En ce moment la porte s’ouvrit, et l’on vit paraître madame de Nangis, pâle, les yeux égarés, et paraissant se soutenir avec peine ; Isaure l’accompagnait et quitta sa main pour venir se jeter dans les bras de sa tante. Les caresses de cette enfant tirèrent Valentine de l’espèce de stupeur où l’avait plongée la subite apparition de la comtesse.

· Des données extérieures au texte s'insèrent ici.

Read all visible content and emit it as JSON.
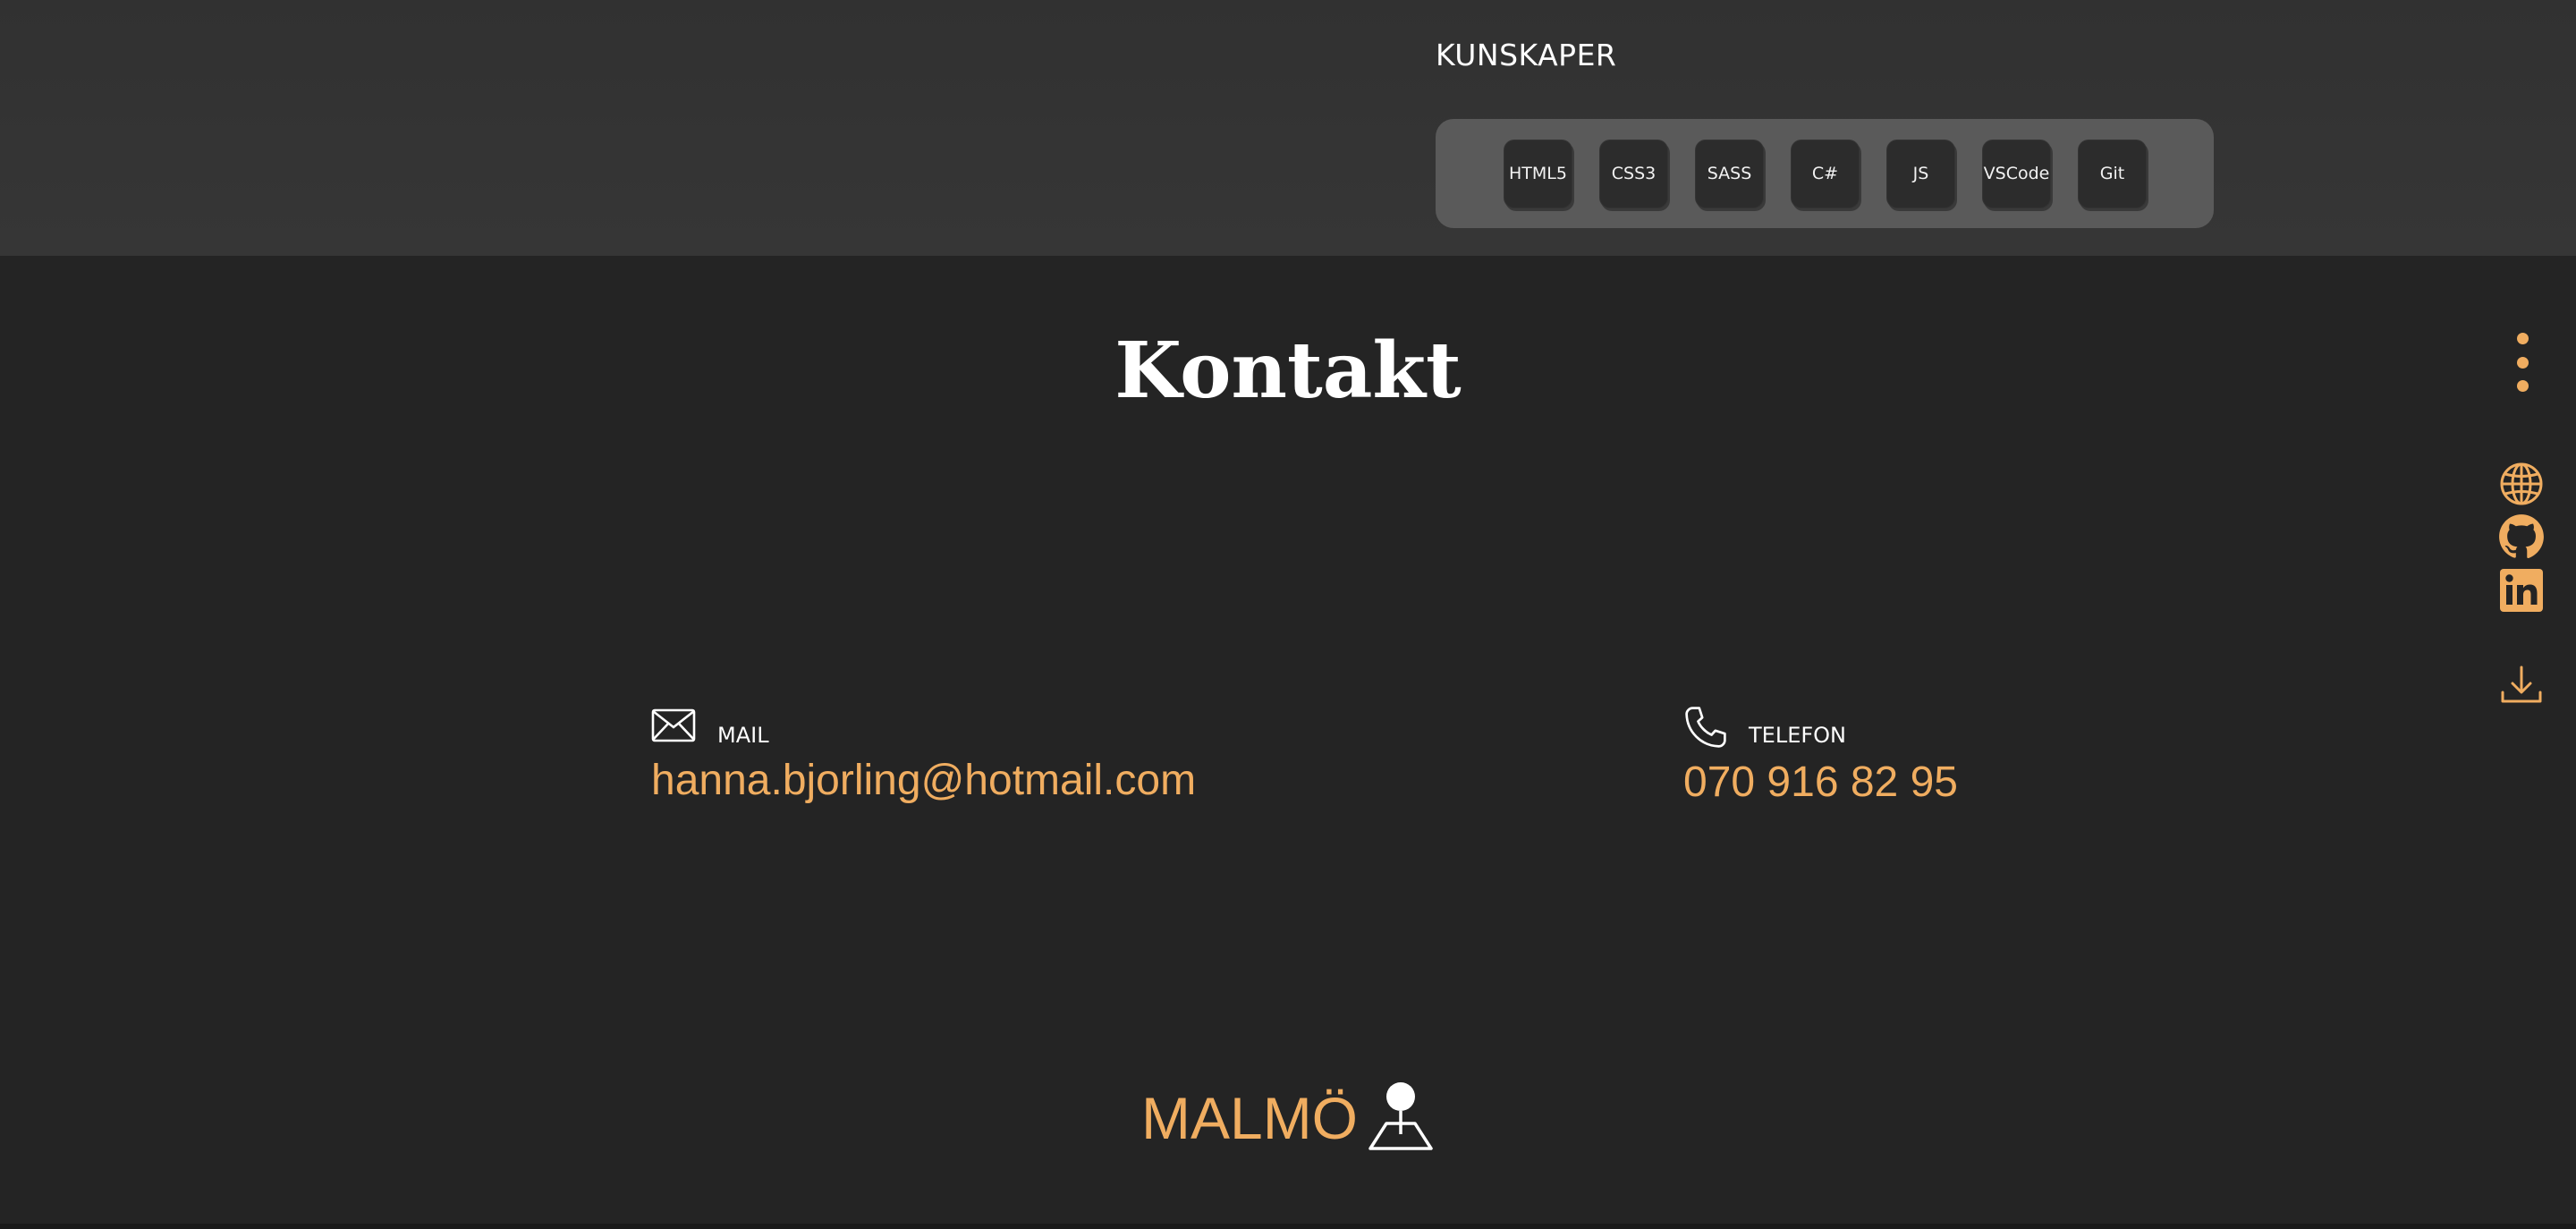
{
  "skills": {
    "heading": "KUNSKAPER",
    "items": [
      "HTML5",
      "CSS3",
      "SASS",
      "C#",
      "JS",
      "VSCode",
      "Git"
    ]
  },
  "contact": {
    "title": "Kontakt",
    "mail": {
      "label": "MAIL",
      "value": "hanna.bjorling@hotmail.com",
      "icon": "envelope-icon"
    },
    "phone": {
      "label": "TELEFON",
      "value": "070 916 82 95",
      "icon": "phone-icon"
    },
    "location": {
      "city": "MALMÖ",
      "icon": "map-pin-icon"
    }
  },
  "side_rail": {
    "menu_icon": "kebab-menu-icon",
    "links": [
      "globe-icon",
      "github-icon",
      "linkedin-icon"
    ],
    "download_icon": "download-icon"
  },
  "colors": {
    "background": "#242424",
    "skills_band": "#353535",
    "skills_panel": "#5a5a5a",
    "chip": "#2c2c2c",
    "accent": "#f0ad60",
    "text": "#ffffff"
  }
}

Elle essaya de dire quelques mots, mais le tremblement de sa voix trahissait son trouble, et lui donnait un air coupable, tandis que M. d’Émerange, jouissant de toute sa présence d’esprit, s’informait des nouvelles de la comtesse, du ton le plus naturel, et avec toute la sérénité d’une personne qui n’aurait pas eu la moindre chose à se reprocher envers elle. C’est ainsi que l’effronterie met plutôt à l’abri du soupçon que l’innocence.

Le bavardage d’Isaure fut d’un grand secours dans cette circonstance, où chacun parlait au hasard, sans s’embarrasser de ce qu’il disait, pourvu que cela n’eût aucun rapport avec sa pensée ; mais si la présence d’Isaure était appréciée, l’arrivée de madame de Rhétel parut un coup du ciel. Elle venait rappeler à Valentine l’engagement qu’elles avaient pris de dîner le même jour chez la princesse de L… Il était déjà tard ; la marquise n’avait point encore commencé sa toilette, madame de Rhétel en fit la remarque, et M. d’Émerange se retira. Madame de Nangis le suivit, en priant sa belle-sœur de l’excuser auprès de la princesse.

— Je ne saurais profiter de son invitation, ajouta-t-elle, je souffre beaucoup, et vous pourrez lui affirmer que ce n’est pas d’un mal imaginaire.

Ces derniers mots furent prononcés avec l’accent du reproche ; ils allèrent frapper au cœur de Valentine ; et la tristesse qu’elle en ressentit, résista même au souvenir d’Anatole.